Wednesday, 16 December 2015: 14:12
2011 (Moscone West)
Richard A Mewaldt1, Christina MS Cohen1, Gang Li2, Glenn M Mason3, Charles William Smith4, Tycho T von Rosenvinge5 and Angelos Vourlidas6, (1)California Institute of Technology, Pasadena, CA, United States, (2)University of Alabama in Huntsville, Huntsville, AL, United States, (3)JHU / APL, Laurel, MD, United States, (4)University of New Hampshire Main Campus, Durham, NH, United States, (5)NASA Goddard SFC, Greenbelt, MD, United States, (6)Applied Physics Laboratory Johns Hopkins, Space Department, Laurel, MD, United States
Abstract:
Why is the Sun No Longer Accelerating Particles to High Energy in Solar Cycle 24?

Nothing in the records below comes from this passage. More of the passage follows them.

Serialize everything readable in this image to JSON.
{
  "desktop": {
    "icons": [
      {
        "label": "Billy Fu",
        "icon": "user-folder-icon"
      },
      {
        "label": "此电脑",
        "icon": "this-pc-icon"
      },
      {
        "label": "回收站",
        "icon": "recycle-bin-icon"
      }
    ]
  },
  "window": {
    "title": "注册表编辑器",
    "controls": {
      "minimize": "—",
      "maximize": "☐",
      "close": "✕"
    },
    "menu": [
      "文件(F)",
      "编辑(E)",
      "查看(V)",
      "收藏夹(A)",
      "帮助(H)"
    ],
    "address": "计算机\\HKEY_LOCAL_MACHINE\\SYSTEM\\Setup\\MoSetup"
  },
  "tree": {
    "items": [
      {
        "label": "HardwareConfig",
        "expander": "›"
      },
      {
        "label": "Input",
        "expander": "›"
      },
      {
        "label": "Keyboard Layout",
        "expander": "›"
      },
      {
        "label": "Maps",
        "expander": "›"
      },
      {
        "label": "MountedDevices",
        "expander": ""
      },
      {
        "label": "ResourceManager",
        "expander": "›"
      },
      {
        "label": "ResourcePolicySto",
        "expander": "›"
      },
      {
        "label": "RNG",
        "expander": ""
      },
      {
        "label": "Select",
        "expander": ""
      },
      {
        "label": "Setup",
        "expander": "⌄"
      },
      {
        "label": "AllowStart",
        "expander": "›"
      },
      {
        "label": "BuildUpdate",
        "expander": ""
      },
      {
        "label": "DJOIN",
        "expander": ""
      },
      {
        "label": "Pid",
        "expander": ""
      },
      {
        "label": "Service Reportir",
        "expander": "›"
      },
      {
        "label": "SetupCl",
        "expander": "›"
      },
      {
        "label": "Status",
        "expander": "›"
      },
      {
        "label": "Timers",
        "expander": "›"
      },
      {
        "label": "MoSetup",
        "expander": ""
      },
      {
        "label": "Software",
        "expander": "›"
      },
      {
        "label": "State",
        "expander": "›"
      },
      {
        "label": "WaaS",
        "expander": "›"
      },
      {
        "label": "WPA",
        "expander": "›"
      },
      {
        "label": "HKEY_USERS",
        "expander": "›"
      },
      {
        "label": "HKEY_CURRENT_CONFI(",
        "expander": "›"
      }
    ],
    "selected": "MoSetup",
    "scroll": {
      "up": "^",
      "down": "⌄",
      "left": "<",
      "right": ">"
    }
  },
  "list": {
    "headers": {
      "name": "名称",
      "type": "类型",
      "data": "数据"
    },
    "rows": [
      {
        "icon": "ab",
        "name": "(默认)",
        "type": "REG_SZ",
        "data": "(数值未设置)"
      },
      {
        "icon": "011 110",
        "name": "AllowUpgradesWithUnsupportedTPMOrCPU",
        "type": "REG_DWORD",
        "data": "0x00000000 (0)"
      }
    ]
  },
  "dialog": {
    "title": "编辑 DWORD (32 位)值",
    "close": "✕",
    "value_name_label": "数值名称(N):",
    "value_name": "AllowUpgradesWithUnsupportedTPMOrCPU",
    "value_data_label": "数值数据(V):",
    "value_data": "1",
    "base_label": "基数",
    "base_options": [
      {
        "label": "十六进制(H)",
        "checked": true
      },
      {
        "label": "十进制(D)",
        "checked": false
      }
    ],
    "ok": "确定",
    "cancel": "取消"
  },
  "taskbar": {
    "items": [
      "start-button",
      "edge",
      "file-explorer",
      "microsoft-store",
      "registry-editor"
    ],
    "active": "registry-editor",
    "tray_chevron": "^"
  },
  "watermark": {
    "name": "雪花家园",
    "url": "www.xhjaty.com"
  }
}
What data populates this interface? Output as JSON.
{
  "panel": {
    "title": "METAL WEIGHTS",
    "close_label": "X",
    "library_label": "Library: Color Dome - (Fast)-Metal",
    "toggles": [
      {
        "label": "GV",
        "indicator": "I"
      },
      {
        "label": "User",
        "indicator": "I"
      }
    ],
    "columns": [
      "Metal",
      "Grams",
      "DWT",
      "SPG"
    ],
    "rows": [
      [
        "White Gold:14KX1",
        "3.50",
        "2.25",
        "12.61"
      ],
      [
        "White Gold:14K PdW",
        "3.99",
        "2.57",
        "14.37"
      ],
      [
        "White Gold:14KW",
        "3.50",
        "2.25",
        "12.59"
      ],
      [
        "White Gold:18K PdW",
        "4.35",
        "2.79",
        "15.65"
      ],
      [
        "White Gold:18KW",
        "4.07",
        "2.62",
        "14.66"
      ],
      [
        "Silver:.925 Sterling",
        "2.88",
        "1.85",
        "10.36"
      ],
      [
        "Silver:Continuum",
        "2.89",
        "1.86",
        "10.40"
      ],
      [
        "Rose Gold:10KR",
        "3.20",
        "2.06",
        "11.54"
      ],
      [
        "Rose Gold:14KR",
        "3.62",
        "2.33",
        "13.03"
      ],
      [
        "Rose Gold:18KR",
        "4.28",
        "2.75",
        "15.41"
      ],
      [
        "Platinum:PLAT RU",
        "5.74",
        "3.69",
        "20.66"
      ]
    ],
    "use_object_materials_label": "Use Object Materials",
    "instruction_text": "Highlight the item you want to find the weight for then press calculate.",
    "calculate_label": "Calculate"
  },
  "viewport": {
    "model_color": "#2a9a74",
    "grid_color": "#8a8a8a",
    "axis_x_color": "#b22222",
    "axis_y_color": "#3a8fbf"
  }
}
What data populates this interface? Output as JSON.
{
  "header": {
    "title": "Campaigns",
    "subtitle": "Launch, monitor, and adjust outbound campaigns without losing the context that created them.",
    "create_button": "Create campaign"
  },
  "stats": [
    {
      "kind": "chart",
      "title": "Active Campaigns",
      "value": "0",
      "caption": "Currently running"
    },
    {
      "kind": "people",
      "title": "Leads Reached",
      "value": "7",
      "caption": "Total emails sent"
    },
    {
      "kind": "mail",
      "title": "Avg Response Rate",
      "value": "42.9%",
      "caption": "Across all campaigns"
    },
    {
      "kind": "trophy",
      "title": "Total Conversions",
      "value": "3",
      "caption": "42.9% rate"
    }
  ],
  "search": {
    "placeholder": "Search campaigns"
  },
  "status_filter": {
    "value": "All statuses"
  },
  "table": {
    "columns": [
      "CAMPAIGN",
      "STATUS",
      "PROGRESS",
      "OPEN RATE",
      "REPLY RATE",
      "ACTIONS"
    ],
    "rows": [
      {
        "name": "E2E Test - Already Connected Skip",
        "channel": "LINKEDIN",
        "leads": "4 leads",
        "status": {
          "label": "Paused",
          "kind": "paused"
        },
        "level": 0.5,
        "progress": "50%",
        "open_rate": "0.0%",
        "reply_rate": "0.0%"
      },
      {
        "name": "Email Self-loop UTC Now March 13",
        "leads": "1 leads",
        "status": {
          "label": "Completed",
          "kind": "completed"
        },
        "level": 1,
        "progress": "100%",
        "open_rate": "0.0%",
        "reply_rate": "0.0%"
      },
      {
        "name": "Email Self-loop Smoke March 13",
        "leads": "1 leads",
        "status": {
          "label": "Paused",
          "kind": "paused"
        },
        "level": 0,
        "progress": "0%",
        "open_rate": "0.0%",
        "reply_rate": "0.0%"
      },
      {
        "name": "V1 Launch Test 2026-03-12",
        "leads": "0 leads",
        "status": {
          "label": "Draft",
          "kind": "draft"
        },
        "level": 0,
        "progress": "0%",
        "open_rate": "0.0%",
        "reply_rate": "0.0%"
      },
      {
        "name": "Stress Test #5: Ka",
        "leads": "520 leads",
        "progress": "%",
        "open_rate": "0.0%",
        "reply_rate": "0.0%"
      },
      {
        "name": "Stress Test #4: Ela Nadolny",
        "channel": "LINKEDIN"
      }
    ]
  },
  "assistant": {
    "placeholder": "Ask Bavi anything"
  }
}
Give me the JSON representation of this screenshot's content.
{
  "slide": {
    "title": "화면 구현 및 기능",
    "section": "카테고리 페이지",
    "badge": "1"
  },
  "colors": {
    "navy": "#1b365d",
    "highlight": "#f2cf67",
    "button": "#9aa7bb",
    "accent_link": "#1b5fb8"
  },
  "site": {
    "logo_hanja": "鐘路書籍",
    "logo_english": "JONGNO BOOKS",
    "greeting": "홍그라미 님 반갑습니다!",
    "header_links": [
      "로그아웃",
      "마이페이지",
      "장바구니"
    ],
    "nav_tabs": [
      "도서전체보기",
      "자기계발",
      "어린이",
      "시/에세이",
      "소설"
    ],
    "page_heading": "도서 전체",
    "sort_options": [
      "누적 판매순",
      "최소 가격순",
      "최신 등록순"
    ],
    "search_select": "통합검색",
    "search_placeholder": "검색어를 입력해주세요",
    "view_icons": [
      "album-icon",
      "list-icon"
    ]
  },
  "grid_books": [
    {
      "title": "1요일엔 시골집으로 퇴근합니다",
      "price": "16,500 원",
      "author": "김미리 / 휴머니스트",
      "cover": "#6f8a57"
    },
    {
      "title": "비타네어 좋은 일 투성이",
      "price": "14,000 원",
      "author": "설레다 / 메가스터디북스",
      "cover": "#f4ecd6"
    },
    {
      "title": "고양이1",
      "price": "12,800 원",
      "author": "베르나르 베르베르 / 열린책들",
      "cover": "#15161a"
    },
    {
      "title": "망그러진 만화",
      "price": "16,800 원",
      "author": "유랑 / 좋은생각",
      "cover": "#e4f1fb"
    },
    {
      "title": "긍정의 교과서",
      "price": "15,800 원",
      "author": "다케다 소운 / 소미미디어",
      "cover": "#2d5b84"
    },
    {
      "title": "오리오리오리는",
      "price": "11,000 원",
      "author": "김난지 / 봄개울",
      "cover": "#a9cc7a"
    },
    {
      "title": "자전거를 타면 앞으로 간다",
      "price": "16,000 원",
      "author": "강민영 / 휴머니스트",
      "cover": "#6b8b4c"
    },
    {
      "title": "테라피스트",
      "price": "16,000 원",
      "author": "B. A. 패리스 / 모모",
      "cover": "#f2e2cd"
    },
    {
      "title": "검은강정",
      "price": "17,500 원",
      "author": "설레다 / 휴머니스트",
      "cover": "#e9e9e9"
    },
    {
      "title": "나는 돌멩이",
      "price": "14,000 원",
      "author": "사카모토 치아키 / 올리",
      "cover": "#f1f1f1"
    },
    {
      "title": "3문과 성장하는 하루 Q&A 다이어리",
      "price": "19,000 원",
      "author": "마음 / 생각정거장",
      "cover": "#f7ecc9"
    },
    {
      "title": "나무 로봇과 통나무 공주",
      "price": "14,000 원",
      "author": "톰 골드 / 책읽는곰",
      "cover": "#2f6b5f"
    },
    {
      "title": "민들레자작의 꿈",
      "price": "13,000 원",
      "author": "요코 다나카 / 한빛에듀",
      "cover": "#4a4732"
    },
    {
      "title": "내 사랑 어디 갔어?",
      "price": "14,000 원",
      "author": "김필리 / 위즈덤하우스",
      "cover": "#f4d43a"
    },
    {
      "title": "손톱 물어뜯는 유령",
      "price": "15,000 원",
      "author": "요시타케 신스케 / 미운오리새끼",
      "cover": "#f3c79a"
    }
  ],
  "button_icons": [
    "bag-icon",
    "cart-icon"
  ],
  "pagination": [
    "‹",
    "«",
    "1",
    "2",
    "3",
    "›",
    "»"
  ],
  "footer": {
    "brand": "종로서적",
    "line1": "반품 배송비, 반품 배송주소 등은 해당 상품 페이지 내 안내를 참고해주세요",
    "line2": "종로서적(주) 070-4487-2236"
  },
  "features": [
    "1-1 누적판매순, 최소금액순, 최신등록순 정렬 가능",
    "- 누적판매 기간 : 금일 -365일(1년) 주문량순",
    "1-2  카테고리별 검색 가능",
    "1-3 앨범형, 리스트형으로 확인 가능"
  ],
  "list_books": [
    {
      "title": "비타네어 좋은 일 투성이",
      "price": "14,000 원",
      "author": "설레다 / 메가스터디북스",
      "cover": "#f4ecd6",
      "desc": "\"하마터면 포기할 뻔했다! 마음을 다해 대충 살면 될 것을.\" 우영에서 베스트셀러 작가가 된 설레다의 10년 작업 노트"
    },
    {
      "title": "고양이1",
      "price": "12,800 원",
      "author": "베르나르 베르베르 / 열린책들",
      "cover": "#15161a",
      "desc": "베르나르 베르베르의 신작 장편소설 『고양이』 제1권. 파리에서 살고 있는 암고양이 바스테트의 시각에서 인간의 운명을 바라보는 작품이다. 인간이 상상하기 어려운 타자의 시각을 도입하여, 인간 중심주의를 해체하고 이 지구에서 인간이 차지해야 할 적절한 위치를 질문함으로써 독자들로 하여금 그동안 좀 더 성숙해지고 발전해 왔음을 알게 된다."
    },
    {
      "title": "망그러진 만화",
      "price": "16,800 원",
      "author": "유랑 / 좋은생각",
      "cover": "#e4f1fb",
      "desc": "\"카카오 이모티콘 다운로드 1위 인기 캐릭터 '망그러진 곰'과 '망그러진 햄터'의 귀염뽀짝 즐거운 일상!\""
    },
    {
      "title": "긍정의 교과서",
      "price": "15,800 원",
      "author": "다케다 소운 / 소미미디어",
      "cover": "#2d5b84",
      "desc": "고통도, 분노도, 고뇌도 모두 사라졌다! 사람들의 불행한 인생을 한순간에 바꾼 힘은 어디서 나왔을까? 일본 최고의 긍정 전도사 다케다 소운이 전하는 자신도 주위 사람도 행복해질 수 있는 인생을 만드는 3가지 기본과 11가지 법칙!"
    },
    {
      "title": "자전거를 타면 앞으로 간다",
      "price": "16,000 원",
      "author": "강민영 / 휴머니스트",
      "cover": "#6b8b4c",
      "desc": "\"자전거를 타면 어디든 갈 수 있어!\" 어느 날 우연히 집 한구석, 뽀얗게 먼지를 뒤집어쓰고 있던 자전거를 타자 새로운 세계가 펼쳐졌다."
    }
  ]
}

Measurements by ACE, STEREO, and GOES show that the number of large Solar Energetic Particle (SEP) events in solar cycle 24 is reduced by a factor of ~2 compared to this point of solar cycle 23, while the fluences of >10 MeV/nuc ions from H to Fe are reduced by factors ranging from ~4 to ~10. Compared to solar Cycle 22 and 23, the fluence of >100 MeV protons is reduced by factors of ~7 to ~10 in the current cycle. A common element of these observations is that the observed Cycle-24 energy spectra have "breaks" that suddenly steepen 2 to 4 times lower in energy/nucleon than in Cycle 23. We investigate the origin of these cycle-to-cycle spectral differences by evaluating possible factors that control the maximum energy of CME-shock-accelerated particles in the two cycles, including seed-particle densities of suprathermal ions, the interplanetary magnetic field strength and turbulence level, and properties of the associated CMEs. The effect of these conditions will be evaluated in the context of existing SEP acceleration models by comparing SEP data with simulations and with analytic evaluations of the maximum kinetic energy to which CME shocks can accelerate solar energetic ions from H to Fe. Understanding the properties that control the maximum kinetic energy of CME-shock accelerated particles has important implications for predicting future solar activity.